BOSTON - Mother Nature must be a hockey fan.
The snow started falling on Fenway Park just as the Boston Bruins were walking out to the temporary ice surface for practice Thursday afternoon, providing a signature, made-for-TV moment ahead of the Winter Classic. "Right on cue," said NHL ice guru Dan Craig.
Before long, players were grabbing shovels and helping clear the ice while others looked out to the 97-year-old baseball stadium's defining feature - the Green Monster, which was quickly taking on a white hue.
It was a scene reminiscent of the one shown in television commercials promoting Friday's game between the Bruins and Philadelphia Flyers (1 p.m. ET). Players from both teams could hardly contain their excitement while finally getting the chance to skate outdoors at Fenway.
"Pretty much with the snow coming down this afternoon was just a perfect scenario," said Bruins captain Zdeno Chara. "Because it's a practice. It's for everybody to kind of get the feel and for you guys, for the TV, it's just a perfect scenario.
"Tomorrow, we would like to have no snow and no rain and have it perfect conditions."

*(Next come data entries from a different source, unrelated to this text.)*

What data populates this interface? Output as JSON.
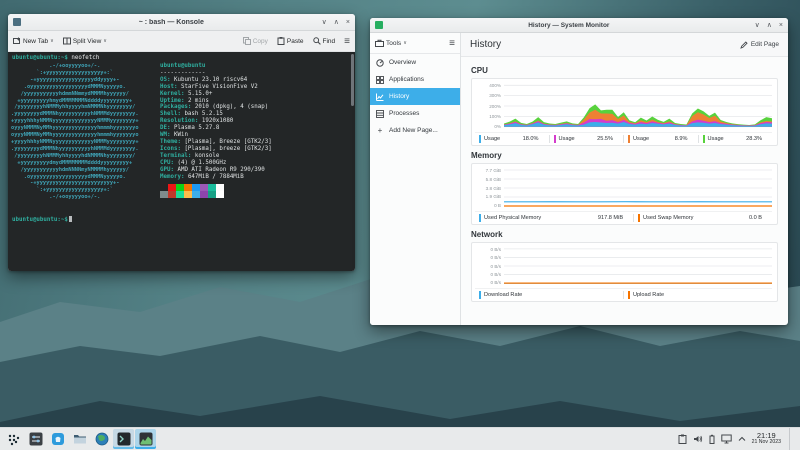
{
  "colors": {
    "accent": "#3daee9",
    "terminal_bg": "#232627",
    "terminal_green": "#2fae9f",
    "ascii_teal": "#3fa3b6"
  },
  "konsole": {
    "window_title": "~ : bash — Konsole",
    "toolbar": {
      "new_tab": "New Tab",
      "split_view": "Split View",
      "copy": "Copy",
      "paste": "Paste",
      "find": "Find"
    },
    "command_line": {
      "prompt": "ubuntu@ubuntu:~$",
      "command": "neofetch"
    },
    "ascii_art": [
      "            .-/+ooyyyyoo+/-.",
      "        `:+yyyyyyyyyyyyyyyyyy+:`",
      "      -+yyyyyyyyyyyyyyyyyyddyyyy+-",
      "    .oyyyyyyyyyyyyyyyyyydMMMNyyyyyo.",
      "   /yyyyyyyyyyyhdmmNNmmydMMMMhyyyyyy/",
      "  +yyyyyyyyyhmydMMMMMMMNddddyyyyyyyyy+",
      " /yyyyyyyyhNMMMyhhyyyyhmNMMMNhyyyyyyyy/",
      ".yyyyyyyydMMMNhyyyyyyyyyyhNMMMdyyyyyyyy.",
      "+yyyyhhhyNMMNyyyyyyyyyyyyyyNMMMyyyyyyyy+",
      "oyyyNMMMNyMMhyyyyyyyyyyyyyyhmmmhyyyyyyyo",
      "oyyyNMMMNyMMhyyyyyyyyyyyyyyhmmmhyyyyyyyo",
      "+yyyyhhhyNMMNyyyyyyyyyyyyyNMMMyyyyyyyyy+",
      ".yyyyyyyydMMMNhyyyyyyyyyyhNMMMdyyyyyyyy.",
      " /yyyyyyyyhNMMMyhhyyyyhdNMMMNhyyyyyyyy/",
      "  +yyyyyyyyydmydMMMMMMMMddddyyyyyyyyy+",
      "   /yyyyyyyyyyyhdmNNNNmyNMMMMhyyyyyy/",
      "    .oyyyyyyyyyyyyyyyyyydMMMNyyyyyo.",
      "      -+yyyyyyyyyyyyyyyyyyyyyyyy+-",
      "        `:+yyyyyyyyyyyyyyyyyy+:`",
      "            .-/+ooyyyyoo+/-."
    ],
    "info_header": "ubuntu@ubuntu",
    "info_divider": "-------------",
    "info": [
      {
        "label": "OS",
        "value": "Kubuntu 23.10 riscv64"
      },
      {
        "label": "Host",
        "value": "StarFive VisionFive V2"
      },
      {
        "label": "Kernel",
        "value": "5.15.0+"
      },
      {
        "label": "Uptime",
        "value": "2 mins"
      },
      {
        "label": "Packages",
        "value": "2010 (dpkg), 4 (snap)"
      },
      {
        "label": "Shell",
        "value": "bash 5.2.15"
      },
      {
        "label": "Resolution",
        "value": "1920x1080"
      },
      {
        "label": "DE",
        "value": "Plasma 5.27.8"
      },
      {
        "label": "WM",
        "value": "KWin"
      },
      {
        "label": "Theme",
        "value": "[Plasma], Breeze [GTK2/3]"
      },
      {
        "label": "Icons",
        "value": "[Plasma], breeze [GTK2/3]"
      },
      {
        "label": "Terminal",
        "value": "konsole"
      },
      {
        "label": "CPU",
        "value": "(4) @ 1.500GHz"
      },
      {
        "label": "GPU",
        "value": "AMD ATI Radeon R9 290/390"
      },
      {
        "label": "Memory",
        "value": "647MiB / 7884MiB"
      }
    ],
    "palette_normal": [
      "#232627",
      "#ed1515",
      "#11d116",
      "#f67400",
      "#1d99f3",
      "#9b59b6",
      "#1abc9c",
      "#fcfcfc"
    ],
    "palette_bright": [
      "#7f8c8d",
      "#c0392b",
      "#1cdc9a",
      "#fdbc4b",
      "#3daee9",
      "#8e44ad",
      "#16a085",
      "#ffffff"
    ]
  },
  "sysmon": {
    "window_title": "History — System Monitor",
    "tools_label": "Tools",
    "sidebar_items": [
      {
        "label": "Overview"
      },
      {
        "label": "Applications"
      },
      {
        "label": "History"
      },
      {
        "label": "Processes"
      },
      {
        "label": "Add New Page..."
      }
    ],
    "page_title": "History",
    "edit_page_label": "Edit Page",
    "section_titles": {
      "cpu": "CPU",
      "memory": "Memory",
      "network": "Network"
    }
  },
  "chart_data": [
    {
      "type": "area",
      "stacked": true,
      "title": "CPU",
      "ymax": 400,
      "ylim": [
        0,
        400
      ],
      "ylabels": [
        "400%",
        "300%",
        "200%",
        "100%",
        "0%"
      ],
      "legend_position": "bottom",
      "series": [
        {
          "name": "Usage",
          "value": "18.0%",
          "color": "#3daee9",
          "points": [
            15,
            22,
            35,
            18,
            12,
            25,
            42,
            20,
            14,
            12,
            18,
            24,
            15,
            12,
            20,
            42,
            46,
            40,
            36,
            38,
            30,
            46,
            26,
            20,
            30,
            24,
            36,
            28,
            22,
            30,
            18,
            12,
            10,
            34,
            42,
            38,
            30,
            36,
            25,
            20,
            15,
            12,
            10,
            8,
            10,
            24,
            32,
            30
          ]
        },
        {
          "name": "Usage",
          "value": "25.5%",
          "color": "#d43ccc",
          "points": [
            4,
            8,
            12,
            5,
            4,
            6,
            12,
            6,
            5,
            4,
            6,
            8,
            5,
            4,
            20,
            32,
            26,
            36,
            20,
            26,
            14,
            20,
            10,
            8,
            16,
            10,
            16,
            10,
            8,
            12,
            5,
            4,
            3,
            16,
            26,
            20,
            14,
            18,
            10,
            8,
            5,
            4,
            3,
            3,
            4,
            10,
            14,
            12
          ]
        },
        {
          "name": "Usage",
          "value": "8.9%",
          "color": "#ee8033",
          "points": [
            2,
            3,
            5,
            2,
            2,
            3,
            6,
            3,
            2,
            2,
            3,
            4,
            2,
            2,
            30,
            62,
            92,
            52,
            72,
            60,
            30,
            42,
            10,
            5,
            16,
            10,
            16,
            8,
            5,
            10,
            3,
            2,
            2,
            52,
            72,
            60,
            40,
            52,
            15,
            8,
            4,
            3,
            2,
            2,
            2,
            8,
            10,
            8
          ]
        },
        {
          "name": "Usage",
          "value": "28.3%",
          "color": "#58d23d",
          "points": [
            10,
            16,
            26,
            12,
            8,
            15,
            32,
            15,
            10,
            8,
            12,
            16,
            10,
            8,
            20,
            42,
            52,
            30,
            36,
            40,
            20,
            32,
            15,
            10,
            26,
            16,
            30,
            20,
            12,
            26,
            10,
            8,
            6,
            26,
            36,
            30,
            20,
            30,
            15,
            10,
            8,
            6,
            5,
            4,
            6,
            20,
            36,
            32
          ]
        }
      ]
    },
    {
      "type": "line",
      "stacked": false,
      "title": "Memory",
      "ymax": 7.7,
      "ylim": [
        0,
        7.7
      ],
      "ylabels": [
        "7.7 GiB",
        "5.8 GiB",
        "3.8 GiB",
        "1.9 GiB",
        "0 B"
      ],
      "legend_position": "bottom",
      "series": [
        {
          "name": "Used Physical Memory",
          "value": "917.8 MiB",
          "color": "#3daee9",
          "points": [
            0.9,
            0.9,
            0.91,
            0.9,
            0.9,
            0.92,
            0.9,
            0.9,
            0.91,
            0.9,
            0.9,
            0.9
          ]
        },
        {
          "name": "Used Swap Memory",
          "value": "0.0 B",
          "color": "#f67400",
          "points": [
            0,
            0,
            0,
            0,
            0,
            0,
            0,
            0,
            0,
            0,
            0,
            0
          ]
        }
      ]
    },
    {
      "type": "line",
      "stacked": false,
      "title": "Network",
      "ymax": 1,
      "ylim": [
        0,
        1
      ],
      "ylabels": [
        "0 B/s",
        "0 B/s",
        "0 B/s",
        "0 B/s",
        "0 B/s"
      ],
      "legend_position": "bottom",
      "series": [
        {
          "name": "Download Rate",
          "value": "",
          "color": "#3daee9",
          "points": [
            0,
            0,
            0,
            0,
            0,
            0,
            0,
            0,
            0,
            0,
            0,
            0
          ]
        },
        {
          "name": "Upload Rate",
          "value": "",
          "color": "#f67400",
          "points": [
            0,
            0,
            0,
            0,
            0,
            0,
            0,
            0,
            0,
            0,
            0,
            0
          ]
        }
      ]
    }
  ],
  "taskbar": {
    "time": "21:19",
    "date": "21 Nov 2023"
  }
}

That is one wish that isn't likely to come true. Meteorologists were calling for more snow on Friday, which could make for some great TV pictures but might slow down the game.
Two years ago in Buffalo, the Winter Classic game between the Sabres and Penguins was stopped several times while crews cleared snow off the ice.
There didn't seem to be any concern about the overall quality of the ice surface at Fenway, with several players suggesting it was better than some NHL rinks. The league's refrigeration unit appears to be paying dividends.
"I wish that we were playing today," said Craig. "We are ready to go right now. We had a tough day a couple of days ago, but this thing is rock solid right now."
The Flyers practised after the Bruins on Thursday and had their own fun with the snow. Jeff Carter, Riley Cote and Scott Hartnell all made snowballs and threw them at one another.
"I'm not sure why, but you can screw around a little more in this atmosphere," said Cote. "This is what sports are all about."
Mike Richards couldn't have agreed more.
"Today was really special," said the Flyers captain. "You think about it a little bit coming in, (but) you don't realize how special it is until you actually get out there and see Fenway Park and the Green Monster while you're playing hockey. It's pretty neat."
Both teams are doing their best not to overlook the fact that an important two points will be up for grabs.
The Flyers enter with a four-game winning streak thanks in large part to goalie Michael Leighton, the waiver-wire pickup who has a 1.70 goals-against average and .943 save percentage since joining Philadelphia. He'll get the start over Brian Boucher, who grew up in nearby Woonsocket, R.I.
Boston didn't announce its starting goalie.
This will be the NHL's fourth outdoor game in the regular season and might feature something none of the others did - a fight. Neither team is lacking for toughness.
"We both are bigger teams and we like to play physical when we can," said Bruins GM Peter Chiarelli. "You know, just thinking about the ice, when the ice gets more snow on it, it may slow it down a little bit, but I expect there to be contact, to be hitting, and whatever flows from there."
Added Chara: "I don't think there's going to be any holding back. It will be more like a playoff game. For sure it's going to be pretty intense, and even it's going to be one of those games that it's only once in a year."
The day before the game was reserved for fun.
The practices were conducted with much less intensity than normal and many of the players' family members got to skate on the ice after they ended. One of the lasting memories for many guys will no doubt be the first moment they each walked up the steps of the Boston Red Sox dugout and saw snow falling on an ice sheet that stretches from first base to third base.
"It looked cool," said Bruins forward Patrice Bergeron. "Going up those stairs was pretty neat."
Added Flyers winger Danny Briere: "I don't think it could be any more perfect than it is right now."